The Healthcare Business Management Association (HBMA) Government Relations Committee was fortunate to have the opportunity to meet with Centers for Medicare & Medicaid Services’ (CMS) directors and Senate Ways and Means Committee staff the day the proposed rule was published.
As I think we all have recognized, the most significant changes are intended to help small providers and practices. The proposed threshold increases in patient volume or dollars have, in effect, exempted many providers from participating in the Merit-based Incentive Payment System (MIPS). The ability to form virtual groups is also intended to allow maximum flexibility. Those are positive steps in recognition of the challenges MIPS presents.
In addition, many new options are proposed. For example, the ability to report 2018 quality measures via multiple methods as opposed to only claims, registry, etc. More measures have been added to increase successful reporting choices and opportunities for participating providers.
The Flip Side of the Coin
While these increased options and choices may sound good at first blush, the fact is that complexity and, therefore, cost for providers also increases. The thoughts and work behind the changes are well-intentioned. However, as author Dean Koontz said, “One man’s idea of perfect order is another man’s chaos.”
Some of the most basic informed decisions that providers must make are whether they want to work toward a bonus, remain revenue neutral, or accept a penalty. Accurately performing those projections based on specialty and practice-specific variables requires increasingly sophisticated software support and data analytics.
The unfortunate fact is that providers can make the best efforts to do everything right and still not be guaranteed of a bonus or even the amount of the bonus. Because the program must be revenue neutral, for every winner there must be a loser. One observation is the fact that “most providers will be forced to the middle”—and, in my opinion, that is the crux of the problem with MIPS.

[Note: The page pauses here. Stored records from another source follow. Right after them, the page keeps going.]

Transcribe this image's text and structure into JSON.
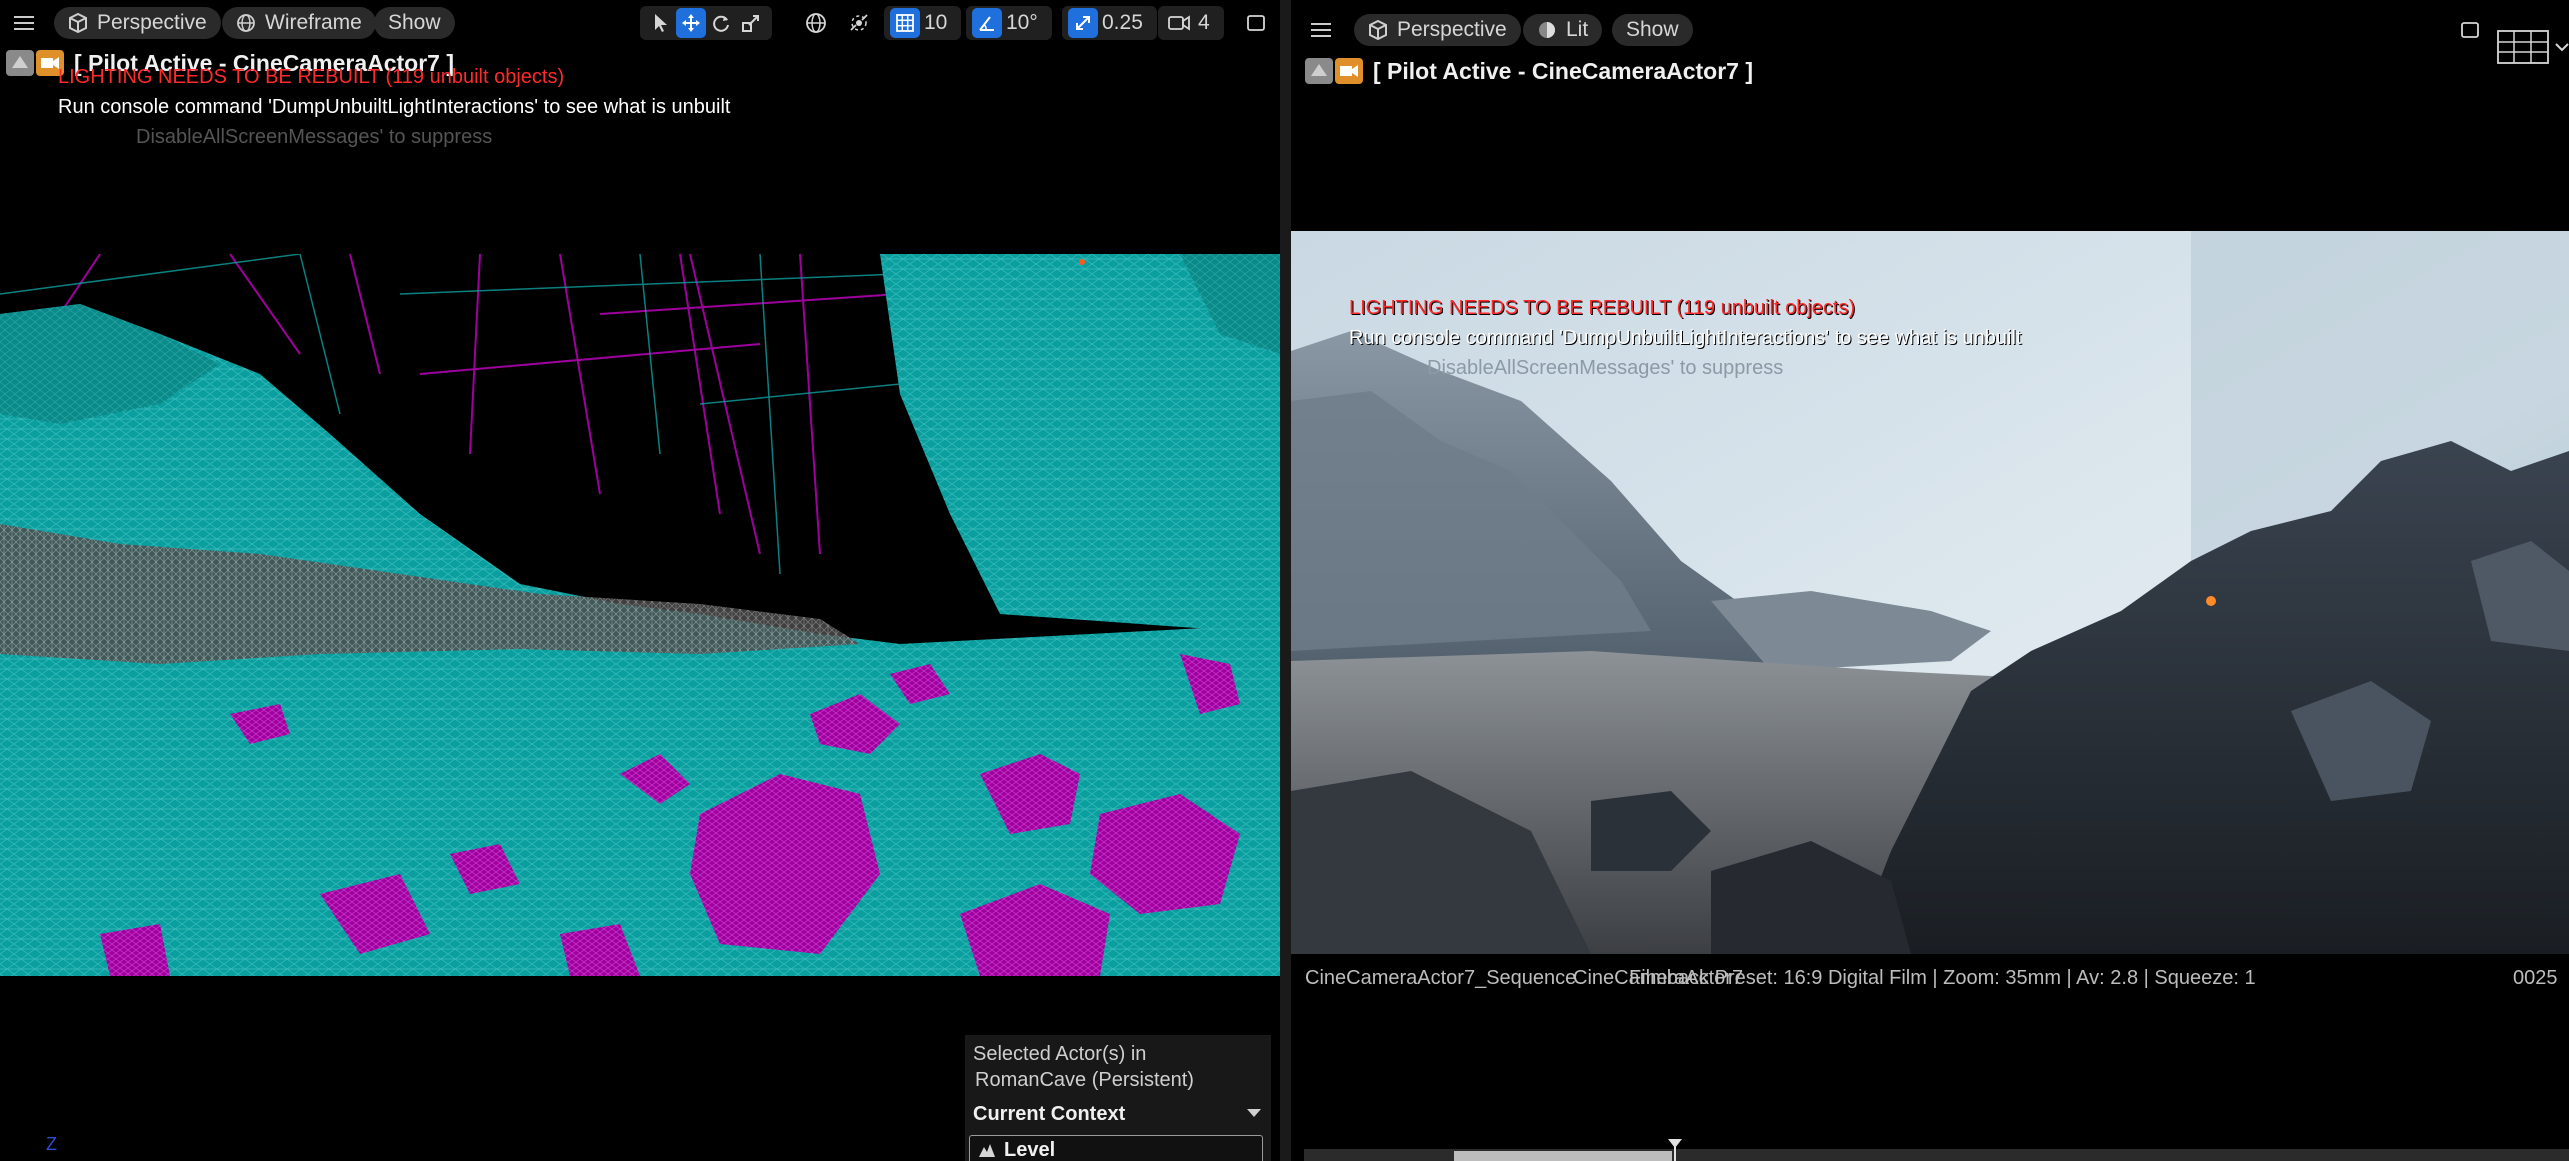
{
  "left_viewport": {
    "toolbar": {
      "menu_icon": "hamburger-icon",
      "view_type": "Perspective",
      "view_mode": "Wireframe",
      "show": "Show",
      "grid_snap_value": "10",
      "rotation_snap_value": "10°",
      "scale_snap_value": "0.25",
      "camera_speed": "4"
    },
    "title": "[ Pilot Active - CineCameraActor7 ]",
    "lighting_warning": "LIGHTING NEEDS TO BE REBUILT (119 unbuilt objects)",
    "console_hint": "Run console command 'DumpUnbuiltLightInteractions' to see what is unbuilt",
    "suppress_hint": "DisableAllScreenMessages' to suppress",
    "axis_label": "Z",
    "selection_panel": {
      "line1": "Selected Actor(s) in",
      "line2": "RomanCave (Persistent)",
      "context_label": "Current Context",
      "level_label": "Level"
    }
  },
  "right_viewport": {
    "toolbar": {
      "menu_icon": "hamburger-icon",
      "view_type": "Perspective",
      "view_mode": "Lit",
      "show": "Show"
    },
    "title": "[ Pilot Active - CineCameraActor7 ]",
    "lighting_warning": "LIGHTING NEEDS TO BE REBUILT (119 unbuilt objects)",
    "console_hint": "Run console command 'DumpUnbuiltLightInteractions' to see what is unbuilt",
    "suppress_hint": "DisableAllScreenMessages' to suppress",
    "sequence_name": "CineCameraActor7_Sequence",
    "camera_info": "CineCameraActor7",
    "filmback_info": "Filmback Preset: 16:9 Digital Film | Zoom: 35mm | Av: 2.8 | Squeeze: 1",
    "frame_number": "0025"
  },
  "colors": {
    "wire_cyan": "#0a9e9e",
    "wire_magenta": "#b000b0",
    "accent_blue": "#1f6fdc",
    "warning_red": "#ff2a2a",
    "camera_orange": "#e0902a"
  }
}
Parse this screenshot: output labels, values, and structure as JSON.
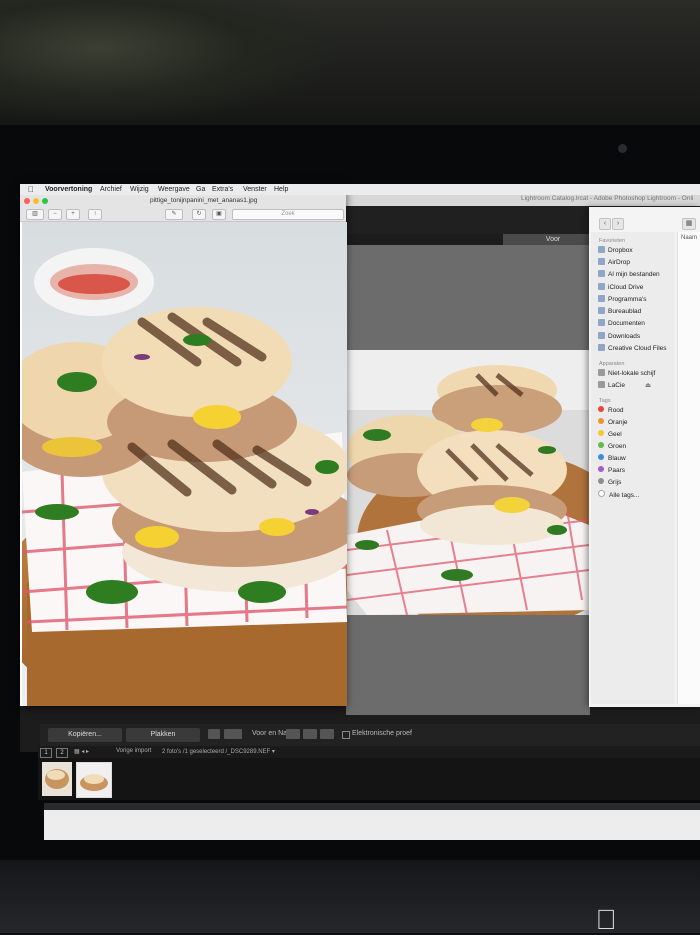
{
  "preview": {
    "menu": [
      "Voorvertoning",
      "Archief",
      "Wijzig",
      "Weergave",
      "Ga",
      "Extra's",
      "Venster",
      "Help"
    ],
    "filename": "pittige_tonijnpanini_met_ananas1.jpg",
    "search_placeholder": "Zoek"
  },
  "lightroom": {
    "title": "Lightroom Catalog.lrcat - Adobe Photoshop Lightroom - Onli",
    "view_label": "Voor",
    "copy_button": "Kopiëren...",
    "paste_button": "Plakken",
    "compare_label": "Voor en Na:",
    "softproof_label": "Elektronische proef",
    "filmstrip": {
      "page1": "1",
      "page2": "2",
      "prev_import": "Vorige import",
      "info": "2 foto's /1 geselecteerd /_DSC9289.NEF ▾"
    }
  },
  "finder": {
    "favorites_header": "Favorieten",
    "favorites": [
      "Dropbox",
      "AirDrop",
      "Al mijn bestanden",
      "iCloud Drive",
      "Programma's",
      "Bureaublad",
      "Documenten",
      "Downloads",
      "Creative Cloud Files"
    ],
    "devices_header": "Apparaten",
    "devices": [
      "Niet-lokale schijf",
      "LaCie"
    ],
    "tags_header": "Tags",
    "tags": [
      {
        "name": "Rood",
        "color": "#e5473b"
      },
      {
        "name": "Oranje",
        "color": "#f2922a"
      },
      {
        "name": "Geel",
        "color": "#f1cb2d"
      },
      {
        "name": "Groen",
        "color": "#5cbd4a"
      },
      {
        "name": "Blauw",
        "color": "#3d8be0"
      },
      {
        "name": "Paars",
        "color": "#a45bc8"
      },
      {
        "name": "Grijs",
        "color": "#8e8e8e"
      }
    ],
    "all_tags": "Alle tags...",
    "column_header": "Naam"
  },
  "colors": {
    "traffic_close": "#fc5f57",
    "traffic_min": "#fdbc2e",
    "traffic_max": "#28c840"
  }
}
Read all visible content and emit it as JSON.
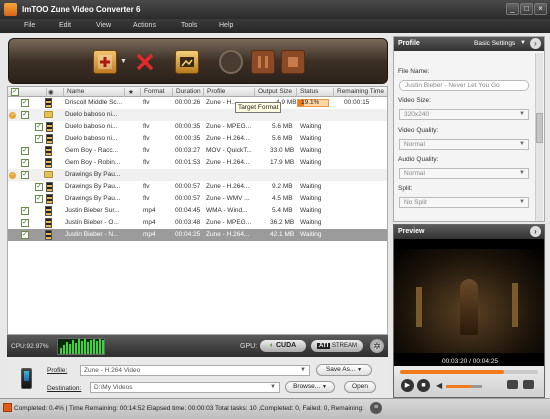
{
  "window": {
    "title": "ImTOO Zune Video Converter 6",
    "minimize": "_",
    "maximize": "□",
    "close": "×"
  },
  "menu": [
    "File",
    "Edit",
    "View",
    "Actions",
    "Tools",
    "Help"
  ],
  "grid": {
    "headers": [
      "Name",
      "★",
      "Format",
      "Duration",
      "Profile",
      "Output Size",
      "Status",
      "Remaining Time"
    ],
    "rows": [
      {
        "name": "Driscoll Middle Sc...",
        "format": "flv",
        "duration": "00:00:26",
        "profile": "Zune - H...",
        "size": "4.9 MB",
        "status": "19.1%",
        "remaining": "00:00:15"
      },
      {
        "name": "Duelo baboso ni...",
        "format": "",
        "duration": "",
        "profile": "",
        "size": "",
        "status": "",
        "remaining": ""
      },
      {
        "name": "Duelo baboso ni...",
        "format": "flv",
        "duration": "00:00:35",
        "profile": "Zune - MPEG...",
        "size": "5.6 MB",
        "status": "Waiting",
        "remaining": ""
      },
      {
        "name": "Duelo baboso ni...",
        "format": "flv",
        "duration": "00:00:35",
        "profile": "Zune - H.264...",
        "size": "5.6 MB",
        "status": "Waiting",
        "remaining": ""
      },
      {
        "name": "Gem Boy - Racc...",
        "format": "flv",
        "duration": "00:03:27",
        "profile": "MOV - QuickT...",
        "size": "33.0 MB",
        "status": "Waiting",
        "remaining": ""
      },
      {
        "name": "Gem Boy - Robin...",
        "format": "flv",
        "duration": "00:01:53",
        "profile": "Zune - H.264...",
        "size": "17.9 MB",
        "status": "Waiting",
        "remaining": ""
      },
      {
        "name": "Drawings By Pau...",
        "format": "",
        "duration": "",
        "profile": "",
        "size": "",
        "status": "",
        "remaining": ""
      },
      {
        "name": "Drawings By Pau...",
        "format": "flv",
        "duration": "00:00:57",
        "profile": "Zune - H.264...",
        "size": "9.2 MB",
        "status": "Waiting",
        "remaining": ""
      },
      {
        "name": "Drawings By Pau...",
        "format": "flv",
        "duration": "00:00:57",
        "profile": "Zune - WMV ...",
        "size": "4.5 MB",
        "status": "Waiting",
        "remaining": ""
      },
      {
        "name": "Justin Bieber Sur...",
        "format": "mp4",
        "duration": "00:04:45",
        "profile": "WMA - Wind...",
        "size": "5.4 MB",
        "status": "Waiting",
        "remaining": ""
      },
      {
        "name": "Justin Bieber - O...",
        "format": "mp4",
        "duration": "00:03:48",
        "profile": "Zune - MPEG...",
        "size": "36.2 MB",
        "status": "Waiting",
        "remaining": ""
      },
      {
        "name": "Justin Bieber - N...",
        "format": "mp4",
        "duration": "00:04:25",
        "profile": "Zune - H.264...",
        "size": "42.1 MB",
        "status": "Waiting",
        "remaining": ""
      }
    ],
    "tooltip": "Target Format"
  },
  "progress_value": 0.191,
  "cpu": {
    "label": "CPU:92.97%",
    "gpu_label": "GPU:",
    "cuda": "CUDA",
    "stream": "STREAM",
    "ati": "ATI"
  },
  "output": {
    "profile_label": "Profile:",
    "profile_value": "Zune - H.264 Video",
    "save_as": "Save As...",
    "destination_label": "Destination:",
    "destination_value": "D:\\My Videos",
    "browse": "Browse...",
    "open": "Open"
  },
  "status": {
    "text": "Completed: 0.4% | Time Remaining: 00:14:52 Elapsed time: 00:00:03 Total tasks: 10 ,Completed: 0, Failed: 0, Remaining:"
  },
  "profile_panel": {
    "title": "Profile",
    "settings": "Basic Settings",
    "file_name_label": "File Name:",
    "file_name": "Justin Bieber - Never Let You Go",
    "video_size_label": "Video Size:",
    "video_size": "320x240",
    "video_quality_label": "Video Quality:",
    "video_quality": "Normal",
    "audio_quality_label": "Audio Quality:",
    "audio_quality": "Normal",
    "split_label": "Split:",
    "split": "No Split"
  },
  "preview": {
    "title": "Preview",
    "time": "00:03:20 / 00:04:25",
    "position": 0.755
  }
}
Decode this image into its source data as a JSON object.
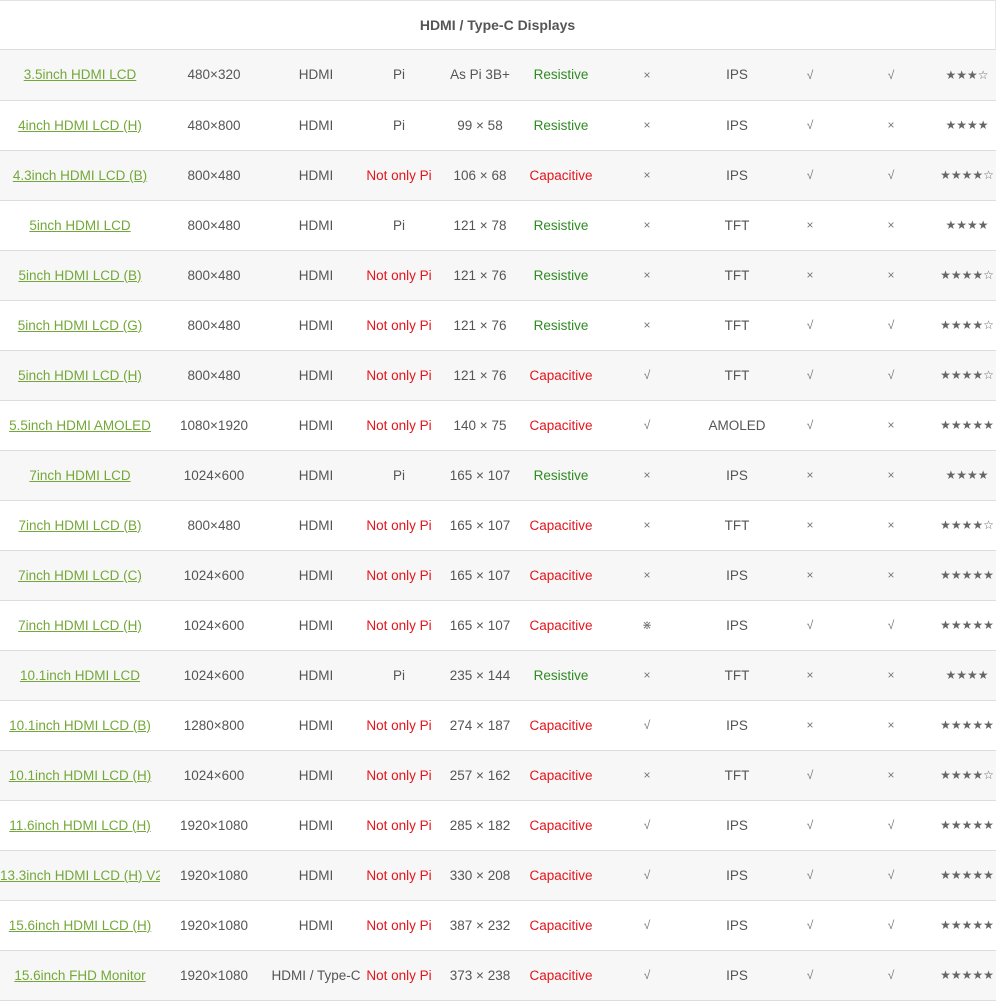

How much money and work will providers invest when there is no return on that investment? We already know a very large percentage of eligible clinicians never participated in the Physician Quality Reporting System (PQRS). Are we really going to accept that none of those physicians or practices are providing quality care? Are we really going to accept that every physician or practice that does participate is providing the best quality care? I hope not, for that is a false belief that reporting data is the same as providing quality care.
While CMS’s intent to ensure all beneficiaries receive high quality care at a reasonable cost is a noble one, the methodology to achieve it is flawed. Adding myriad options that simply increase cost and complexity for physicians and their representatives, with no return on those investments, continues to whittle away at the precious time physicians have for their real job, which is patient care. That’s where quality happens, not in data-reporting.
Let’s help physicians get back to what they do best by removing the overwhelming administrative burdens. Then we will see real and meaningful quality.